Sara's obsessed with both the known quantities of personal items and in the covering up of what is personal. Later, as she rediscovers these objects, she finds them changed by her actions, which has made them both functionally useless and artistically alive at the same time. By being hidden and then uncovered, they become something else completely, requiring new modes of thinking about them. This change is also reflected nicely in the ensemble of characters that inhabit the story.

Part of almost all coming-of-age stories is the recognition that the other characters are just as confused and scared as the narrator, and that by recognizing this quality in others the narrator can learn to deal with it in herself.

That seems to be my theme, or maybe my broken record, but regardless, it feels great to get it across. Read the rest of the review here.

Friday, July 07, 2006

The Future of Small Press?

Soft Skull Press going in the subscription direction, forging a whole new business model (or reprising an old one?) for small presses. For $100, you can do a fiction subscription, and receive all the 2006 fiction offerings plus a couple bonus titles.

Makes perfect sense to me, for a press with its own identity. Does the logo on the spine make you want to buy a book? For some of the small literary presses, the answer is an emphatic yes. Kudos to Richard Nash for giving this idea a go.

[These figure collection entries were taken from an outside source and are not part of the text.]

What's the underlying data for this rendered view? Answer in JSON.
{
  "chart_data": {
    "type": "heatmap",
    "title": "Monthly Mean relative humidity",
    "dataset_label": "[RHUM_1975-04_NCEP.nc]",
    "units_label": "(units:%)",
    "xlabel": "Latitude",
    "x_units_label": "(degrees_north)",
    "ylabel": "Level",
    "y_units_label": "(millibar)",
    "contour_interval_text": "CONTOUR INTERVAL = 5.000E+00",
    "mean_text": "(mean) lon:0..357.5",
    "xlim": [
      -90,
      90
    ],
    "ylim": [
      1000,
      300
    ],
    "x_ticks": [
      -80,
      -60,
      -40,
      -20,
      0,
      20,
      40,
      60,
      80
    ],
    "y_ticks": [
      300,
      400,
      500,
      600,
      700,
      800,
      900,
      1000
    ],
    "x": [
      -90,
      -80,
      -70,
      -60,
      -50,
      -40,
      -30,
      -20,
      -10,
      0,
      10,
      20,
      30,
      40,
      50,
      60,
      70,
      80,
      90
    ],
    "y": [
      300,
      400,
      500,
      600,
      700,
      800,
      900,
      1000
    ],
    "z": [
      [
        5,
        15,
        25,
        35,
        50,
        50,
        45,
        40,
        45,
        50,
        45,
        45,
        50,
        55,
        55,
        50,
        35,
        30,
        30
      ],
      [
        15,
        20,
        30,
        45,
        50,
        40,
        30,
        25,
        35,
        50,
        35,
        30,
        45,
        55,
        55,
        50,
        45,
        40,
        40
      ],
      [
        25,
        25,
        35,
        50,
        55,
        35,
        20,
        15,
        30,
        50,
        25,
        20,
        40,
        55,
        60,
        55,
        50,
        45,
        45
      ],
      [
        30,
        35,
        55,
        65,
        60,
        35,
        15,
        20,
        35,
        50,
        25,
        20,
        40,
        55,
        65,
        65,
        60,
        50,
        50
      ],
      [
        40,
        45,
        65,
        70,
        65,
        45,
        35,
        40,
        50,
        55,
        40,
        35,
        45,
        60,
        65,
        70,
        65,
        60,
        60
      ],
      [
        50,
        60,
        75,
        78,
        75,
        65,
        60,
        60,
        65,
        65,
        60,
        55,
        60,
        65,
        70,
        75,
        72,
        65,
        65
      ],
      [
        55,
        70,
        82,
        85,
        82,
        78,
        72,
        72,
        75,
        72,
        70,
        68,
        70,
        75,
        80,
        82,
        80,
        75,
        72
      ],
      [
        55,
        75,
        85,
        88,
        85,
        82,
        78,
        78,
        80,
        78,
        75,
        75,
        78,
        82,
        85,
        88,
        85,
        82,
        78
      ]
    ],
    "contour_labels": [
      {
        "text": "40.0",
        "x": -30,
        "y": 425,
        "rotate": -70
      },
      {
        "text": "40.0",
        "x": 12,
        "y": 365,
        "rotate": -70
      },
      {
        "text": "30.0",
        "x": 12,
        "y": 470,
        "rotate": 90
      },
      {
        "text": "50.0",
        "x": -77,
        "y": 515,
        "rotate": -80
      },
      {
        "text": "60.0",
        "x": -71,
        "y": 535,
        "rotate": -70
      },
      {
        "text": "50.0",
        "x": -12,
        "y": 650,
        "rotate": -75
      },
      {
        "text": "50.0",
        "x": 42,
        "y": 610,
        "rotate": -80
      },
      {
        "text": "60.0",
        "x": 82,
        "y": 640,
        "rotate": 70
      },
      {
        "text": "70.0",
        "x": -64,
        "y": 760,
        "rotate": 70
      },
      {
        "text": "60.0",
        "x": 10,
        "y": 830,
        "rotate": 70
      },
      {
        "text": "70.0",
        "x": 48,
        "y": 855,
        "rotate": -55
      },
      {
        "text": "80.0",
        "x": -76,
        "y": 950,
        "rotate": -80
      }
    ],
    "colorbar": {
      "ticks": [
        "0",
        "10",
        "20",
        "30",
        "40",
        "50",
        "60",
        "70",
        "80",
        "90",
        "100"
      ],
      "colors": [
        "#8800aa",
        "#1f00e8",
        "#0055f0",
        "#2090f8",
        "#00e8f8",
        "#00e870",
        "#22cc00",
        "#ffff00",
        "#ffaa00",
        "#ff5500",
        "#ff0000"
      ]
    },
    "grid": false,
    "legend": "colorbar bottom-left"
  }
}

Come Surf This Mag Wave With Me

Clifford Garstang is blogging about litmags, and they're not the usual pack. His reviews are thorough and insightful, helpful for both reading fans and potential submitters. A good resource.

Things I Have in Common With Vladimir Putin

1. We were both born on October 7. You astrologists can figure that out.

2. We both know how to say "Tell me please, where is Red Square?" in Russian. (This greatly amuses my Russian colleagues at work.)

3. We both like to kiss kittens on the belly. Someone, get this man a kitten quick, so he doesn't have to lift little boys' shirts any more. Come to think of it, I have a little bald-bellied redhead I can send him. A cat, I mean, not a boy.

Thursday, July 06, 2006

Sounds Like Writer Heaven

I'm just now catching up...Randa Jarrar blogged through June on her residency at Hedgebrook. Complete with photos of the colony grounds, her workspace, and a very exciting story involving a shirtless hitchhiker. Enjoy vicariously with me.

Tuesday, July 04, 2006

Blog Mini-Makeover = More Time Not Writing.

But it was fun figuring out how to put our kitty Angus in the banner. I just love his stripes. And Willie, at right, loves whipped cream. He doesn't love July 4th so much. Fireworks! Hide!

For Gardeners and Garden Lovers

Degen Pener, one of my college buddies, has got a great, informative blog going, SEEDHEAD. It's loaded with how-tos, species info, news links, and profiles of public gardens. Gorgeous photos too! Check it out!

Monday, July 03, 2006

Spark It! Check Out Hobart 6


Folks, I'm finally in print again, in the new issue of Hobart. They did a great job fixing up my short story "Three Lessons in Firesurfing," and I'm happy to say I'm in excellent company here. The issue is also visually gorgeous. Not only does the cover feature a painting by my old UCSD classmate Perry Vasquez, it has a cool matte/glossy contrast that you have to hold in your hands to appreciate. So order one here, or keep an eye out on your newsstand.

Hobart has also published "bonus materials" on their website. Enjoy!